Familiengeld für alle – oder doch nicht?
Söder feiert Einführung als historische Leistung. SPD wirft ihm Rechtsbruch vor. Bund droht mit Klage
München Der Streit um das bayerische Familiengeld hat noch einmal an Schärfe zugenommen. SPDLandeschefin Natascha Kohnen warf Ministerpräsident Markus Söder (CSU) vor, „Wahlgeschenke per Rechtsbruch“zu verteilen. Söder konterte: „Schade, dass die SPD ihre soziale Linie verloren hat.“
Im „Kinderreich“des Deutschen Museums in München zelebrierte Söder am Donnerstag gemeinsam mit Bayerns Sozialministerin Kerstin Schreyer (CSU) das Familiengeld als historische Leistung. Er überreichte sieben Familien ihre positiven Bescheide – stellvertretend für 240 000 bayerische Kinder, die in den Genuss dieser Sozialleistung des Landes kommen sollen.

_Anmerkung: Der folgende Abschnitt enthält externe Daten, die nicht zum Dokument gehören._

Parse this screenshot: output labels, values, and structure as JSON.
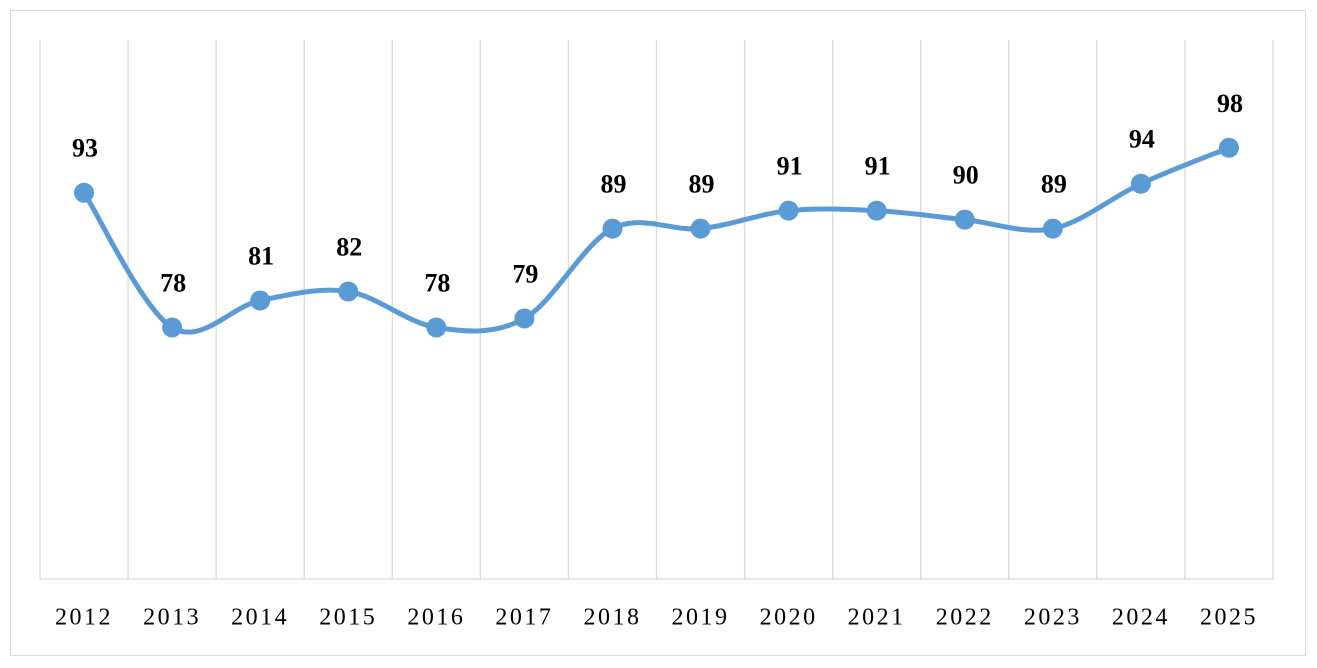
{
  "chart_data": {
    "type": "line",
    "categories": [
      "2012",
      "2013",
      "2014",
      "2015",
      "2016",
      "2017",
      "2018",
      "2019",
      "2020",
      "2021",
      "2022",
      "2023",
      "2024",
      "2025"
    ],
    "values": [
      93,
      78,
      81,
      82,
      78,
      79,
      89,
      89,
      91,
      91,
      90,
      89,
      94,
      98
    ],
    "color": "#5b9bd5",
    "ylim": [
      50,
      110
    ],
    "grid": true,
    "smooth": true
  }
}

Das Familiengeld wurde durch die Zusammenlegung von Landeserziehungsund Betreuungsgeld gebildet. Es wird ab dem 1. Oktober für Kinder im zweiten und dritten Lebensjahr gezahlt und beträgt 250 Euro pro Monat. Ab dem dritten Kind erhöht sich der Satz auf 300 Euro pro Monat – jeweils unabhängig vom Einkommen der Eltern. Söder sagte: „Das, was wir jetzt machen, gibt es nur in Bayern, nirgendwo sonst.“Und er betonte: „Wir wollen Eltern nicht bevormunden, sondern schlichtweg helfen.“
Bei der SPD stößt er damit auf heftigen Widerspruch, weil nach der Rechtslage im Bund ausgerechnet die schwächsten Familien sogar schlechter gestellt würden. SPD-Landeschefin Kohnen sagte: „Markus Söder nimmt armen Familien Geld weg.“Er habe ohne Not das Landeserziehungsgeld abgeschafft, von dem auch Hartz-IV-Familien profitiert hätten. Das Bundesarbeitsministerium habe Söder bereits im April klargemacht, dass das Familiengeld als Einkommen gilt und deshalb auf Sozialleistungen angerechnet werde. „Das wusste die CSU. Sie nimmt das billigend in Kauf“, sagte Kohnen. Dies sei „zutiefst unanständig“. Hartz-IVFamilien müssten damit rechnen, dass sie das Familiengeld, das sie ab Oktober bekommen, an Weihnachten wieder zurückzahlen müssten. Besser wäre es gewesen, mehr in die Qualität der Kinderbetreuung zu investieren und sie Schritt für Schritt kostenfrei zu machen.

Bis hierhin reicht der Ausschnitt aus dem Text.